During the 1970’s and 1980’s black students studying at historically white universities in South Africa established Black Student Societies (BSS), which were elected bodies aimed at representing the specific interests of black students who at the time, due to apartheid policies, constituted an artificial minority on so-called white campuses.
Typically the BSS and SRC structures worked closely together in uniting black and white students in anti-apartheid campaigns guided by the overall vision of a non-racial, non-sexist and democratic South Africa.
The roots of this approach lay in Steve Biko and Barney Pityana’s decision in the late 1960’s and early 1970’s to lead black students out of the National Union of South African Students (Nusas) to establish the South African Students Organisation (SASO).
In 1991, the BSS and SRC’s decided to form united representative structures on the historically white campuses. At the same time, Nusas and Sansco (Saso’s successor organization) merged to form the South African Students Congress (Sasco).
Prof. Mamokgethi Phakeng
Mamokgethi Phakeng is full professor and Vice-Principal of Research and Innovation at Unisa.

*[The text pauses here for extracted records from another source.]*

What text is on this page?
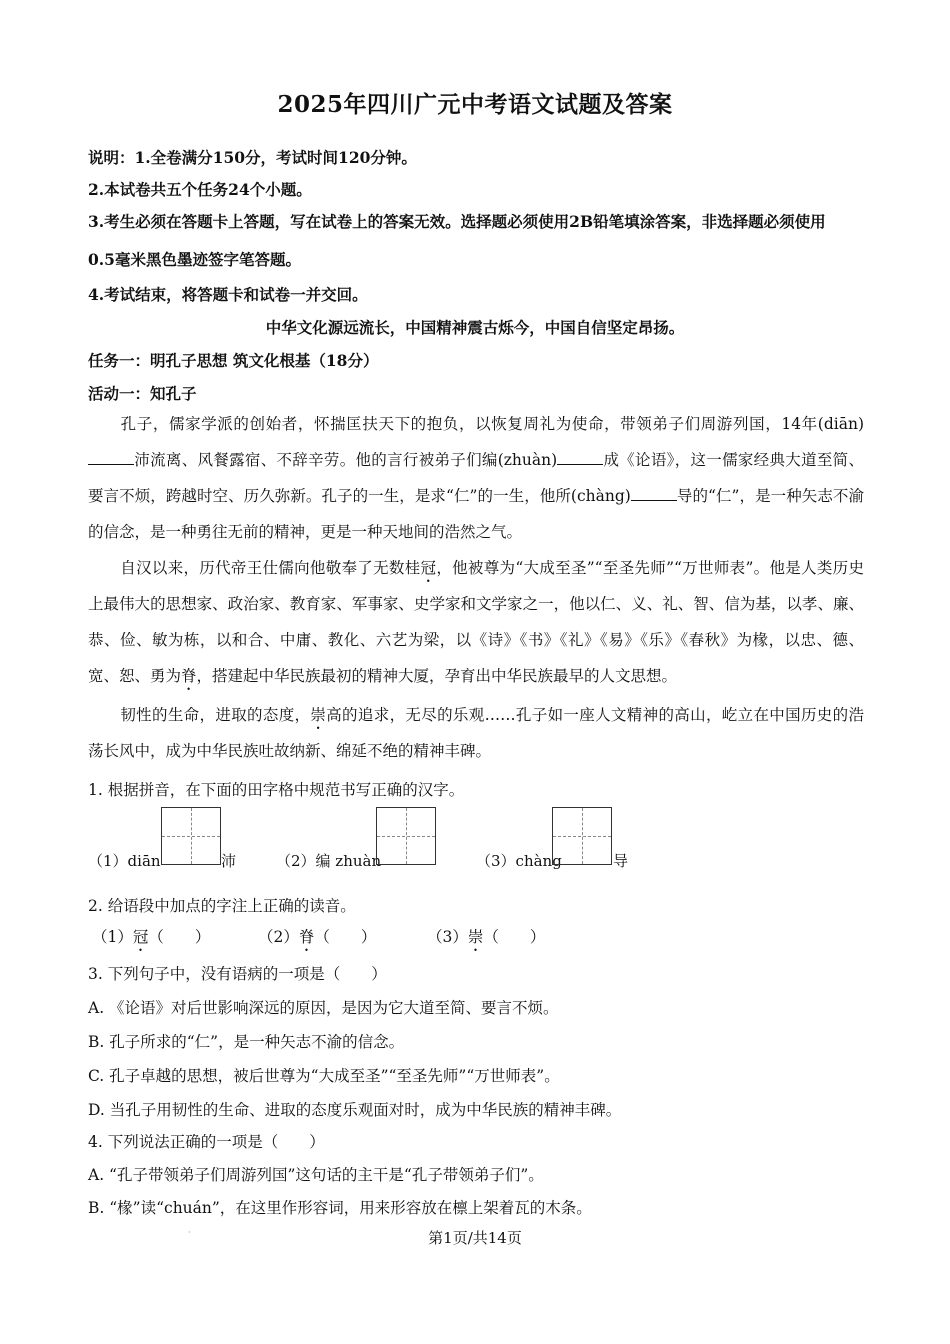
2025年四川广元中考语文试题及答案
说明：1.全卷满分150分，考试时间120分钟。
2.本试卷共五个任务24个小题。
3.考生必须在答题卡上答题，写在试卷上的答案无效。选择题必须使用2B铅笔填涂答案，非选择题必须使用
0.5毫米黑色墨迹签字笔答题。
4.考试结束，将答题卡和试卷一并交回。
中华文化源远流长，中国精神震古烁今，中国自信坚定昂扬。
任务一：明孔子思想 筑文化根基（18分）
活动一：知孔子
孔子，儒家学派的创始者，怀揣匡扶天下的抱负，以恢复周礼为使命，带领弟子们周游列国，14年(diān)沛流离、风餐露宿、不辞辛劳。他的言行被弟子们编(zhuàn)	成《论语》，这一儒家经典大道至简、要言不烦，跨越时空、历久弥新。孔子的一生，是求“仁”的一生，他所(chàng)	导的“仁”，是一种矢志不渝的信念，是一种勇往无前的精神，更是一种天地间的浩然之气。
自汉以来，历代帝王仕儒向他敬奉了无数桂冠，他被尊为“大成至圣”“至圣先师”“万世师表”。他是人类历史上最伟大的思想家、政治家、教育家、军事家、史学家和文学家之一，他以仁、义、礼、智、信为基，以孝、廉、恭、俭、敏为栋，以和合、中庸、教化、六艺为梁，以《诗》《书》《礼》《易》《乐》《春秋》为椽，以忠、德、宽、恕、勇为脊，搭建起中华民族最初的精神大厦，孕育出中华民族最早的人文思想。
韧性的生命，进取的态度，崇高的追求，无尽的乐观……孔子如一座人文精神的高山，屹立在中国历史的浩荡长风中，成为中华民族吐故纳新、绵延不绝的精神丰碑。
1. 根据拼音，在下面的田字格中规范书写正确的汉字。
（1）diān	沛	（2）编 zhuàn	（3）chàng	导
2. 给语段中加点的字注上正确的读音。
（1）冠（　　）	（2）脊（　　）	（3）崇（　　）
3. 下列句子中，没有语病的一项是（　　）
A. 《论语》对后世影响深远的原因，是因为它大道至简、要言不烦。
B. 孔子所求的“仁”，是一种矢志不渝的信念。
C. 孔子卓越的思想，被后世尊为“大成至圣”“至圣先师”“万世师表”。
D. 当孔子用韧性的生命、进取的态度乐观面对时，成为中华民族的精神丰碑。
4. 下列说法正确的一项是（　　）
A. “孔子带领弟子们周游列国”这句话的主干是“孔子带领弟子们”。
B. “椽”读“chuán”，在这里作形容词，用来形容放在檩上架着瓦的木条。
·	第1页/共14页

She is the current President of Convocation of Wits University and trustee of the FirstRand Foundation. She has served as national president of the Association for Mathematics Education of South Africa (AMESA) from 2002 to 2006, founding chairperson of the Board of the South African Mathematics Foundation (SAMF) from 2004 to 2006 and secretary and member of the executive committee of the International Group for the Psychology of Mathematics Education (PME) from 2003 to 2007.
She has published over 80 research papers and four edited volumes, which have so far been cited more than 1174 times. Phakeng has won several awards for her research and community work, including the 2011 NSTF award for being the most outstanding Senior Female Researcher over the last 5 to 10 years in recognition of her innovative, quality research on teaching and learning mathematics in multilingual classrooms.
In August 2014 CEO magazine named Phakeng as the most influential woman in Academia in Africa. She is founder of the Adopt-a-learner Foundation (www.adopt-a-learner.com), a non-profit organisation that provides educational and financial support to learners from township and rural areas to acquire higher education.
She is passionate about people, causes and things – this is visible in the choices she makes about which committees, Foundations and boards to serve on. She is the current President of Convocation of Wits University and trustee of the FirstRand Foundation.
She has served as national president of the Association for Mathematics Education of South Africa (AMESA) from 2002 to 2006, founding chairperson of the Board of the South African Mathematics Foundation (SAMF) from 2004 to 2006 and secretary and member of the executive committee of the International Group for the Psychology of Mathematics Education (PME) from 2003 to 2007.